Mit Hilfe der auf diese Weise blind aufgenommenen Verneinung werden nun kontradiktorische Begriffe gebildet (A, nicht-A). Wenn nun die formale Logik durch die Verneinung bis zum Gegensatz fortschreitet, den sogenannten konträren Begriffe, so verletzt sie von Neuem die Grenze des Nachbargebietes. Begriffe sollen konträr sein, wenn einer den anderen nicht bloß verneint, sondern auch noch eine Position enthält. (14) Demnach würden alle disjunkten [unterscheidenden - wp] Begriffe schon konträre sein und das Kontrarium von  weiß  wäre ebenso gut  grün  oder  blau  oder  rot,  als  schwarz:  denn auch die übrigen Farben enthalten die Verneinung von weiß und setzen noch etwas Neues. Der Gegensatz würde in seiner eigensten Bedeutung verwischt werden, wenn man ohne Unterschied alle nebengeordneten Arten für Gegensätze erklärte. Offenbar korrigiert die Anschauung des Gegensatzes den Fehler des Begriffes.

Wie wird nun das Prinzip der Identität angewandt? (15) Da der Begriff die Zusammenfassung seiner Merkmale ist, so sind diese mit ihm als Vorstellungen verbunden, d. h. sie können von ihm ausgesagt werden. So folgt: inwiefern  A  mit sich identisch ist,  A = b + c + d, A ist b, ist c  usw. Wenn ein Begriff gegeben ist, so können seine Merkmale voneinander prädiziert werden und zwar als bloß möglich. Dies wird auf folgende Weise dargetan:
    "Wenn der Begriff  A  mit den Merkmalen  b c d  gegeben ist, so folgt, ein oder einige  b  seien  c,  genauso kann  b c  sein oder  c b  usw. Denn könnte  b  nicht  c  sein, d. h. könnte, was das Merkmal  b  in sich enthält, nicht das Merkmal  c  enthalten oder wäre kein  b  oder  c,  so wäre auch  A  nicht  c,  also  (b + c + d)  wäre nicht  (b + c + d),  also  A  nicht  A  gegen den Satz der Identität und des Widerspruchs."
Die Sache ist richtig; jedoch folgt sie nicht aus den Prämissen. Setzt man  A = b + c + d,  so kann aus dieser Thesis als aus einer Gleichung niemals etwas für das direkte Verhältnis von  b, c, d  zueinander folgen. Denn wie will man  A,  worin sie verbunden sind, wegschaffen? und wenn man es wegschaffte, wüßte man von ihrer Verbindung nichts mehr. Vielmehr ist die gegebene Ableitung ein versteckter Schluß und zwar der dritten Figur; und ein Schluß kann ohne die Beziehung des Allgemeinen auf das Besondere nicht begriffen werden. Auch fragt sich bei einer strengen Prüfung, woher der Begriff der  möglichen  Verbindung kommt? Wir werden weiter unten sehen, ob sich die Möglichkeit lediglich aus dem formalen Denken verstehen läßt.

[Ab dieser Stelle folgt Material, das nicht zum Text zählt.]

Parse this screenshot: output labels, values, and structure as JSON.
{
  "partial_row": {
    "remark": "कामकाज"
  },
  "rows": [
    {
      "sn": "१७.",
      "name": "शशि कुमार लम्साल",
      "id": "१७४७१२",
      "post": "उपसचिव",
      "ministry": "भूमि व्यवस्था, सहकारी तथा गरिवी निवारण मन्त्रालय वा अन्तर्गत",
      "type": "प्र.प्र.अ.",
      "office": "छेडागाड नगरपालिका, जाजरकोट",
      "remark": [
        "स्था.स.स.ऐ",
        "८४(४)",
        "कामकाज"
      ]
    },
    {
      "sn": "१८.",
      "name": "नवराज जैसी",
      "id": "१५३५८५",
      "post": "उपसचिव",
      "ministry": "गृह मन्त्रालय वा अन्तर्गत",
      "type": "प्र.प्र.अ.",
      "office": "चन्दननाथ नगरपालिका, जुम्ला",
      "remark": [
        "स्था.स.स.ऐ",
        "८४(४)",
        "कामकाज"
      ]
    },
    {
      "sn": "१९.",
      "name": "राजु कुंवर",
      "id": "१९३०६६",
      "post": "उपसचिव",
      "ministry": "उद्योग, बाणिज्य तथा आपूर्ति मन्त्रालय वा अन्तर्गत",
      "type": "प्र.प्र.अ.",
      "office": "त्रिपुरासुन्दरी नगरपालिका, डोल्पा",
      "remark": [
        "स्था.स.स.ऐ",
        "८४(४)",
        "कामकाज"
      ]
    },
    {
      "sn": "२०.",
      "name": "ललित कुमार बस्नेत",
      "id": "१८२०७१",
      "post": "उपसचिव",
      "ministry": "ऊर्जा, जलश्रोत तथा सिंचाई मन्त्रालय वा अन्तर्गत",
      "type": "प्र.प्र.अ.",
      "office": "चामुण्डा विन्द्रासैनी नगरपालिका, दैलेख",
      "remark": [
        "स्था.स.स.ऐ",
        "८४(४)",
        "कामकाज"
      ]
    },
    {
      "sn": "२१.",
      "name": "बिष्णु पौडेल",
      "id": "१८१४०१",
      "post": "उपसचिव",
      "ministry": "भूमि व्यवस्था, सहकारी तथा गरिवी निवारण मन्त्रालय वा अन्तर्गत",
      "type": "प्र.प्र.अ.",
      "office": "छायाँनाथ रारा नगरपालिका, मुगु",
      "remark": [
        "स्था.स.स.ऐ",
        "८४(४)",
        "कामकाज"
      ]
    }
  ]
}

Das Prinzip der Identität wird häufig als Satz der Einstimmung erklärt. Dem Satz der Einstimmung zufolge ist es denkbar, daß  A  aus  x, y, z  besteht, wenn sich diese nur nicht als ein Nicht-A verhalten. Dieser Satz scheint über den Satz des Widerspruchs hinauszugehen, indem er erlaubt, eine Verbindung mit anderen Vorstellungen einzugehen, die nicht  nicht-A,  aber eben auch nicht  A  sind; diese Erlaubnis ist jedoch bloß eine analytische; nach dem Satz des Widerspruchs ist gegen solche Verknüpfungen nichts einzuwenden.

Wenn man diese Erweiterung des ersten Prinzips betrachtet, so bleibt sie nur scheinbar innerhalb der bloßen Formen des Denkens. Woher erkennt das Denken, daß ein Begriff  x  nicht ein  Nicht-A  ist? Immer nur aus einer Vergleichung des realen Inhalts. Woher entspringt dem Denken überall nur die Aufgabe oder, wenn man lieber will, die Laune, einen Begriff  x  mit  A  zu verknüpfen, da er ursprünglich nicht in  A  liegt?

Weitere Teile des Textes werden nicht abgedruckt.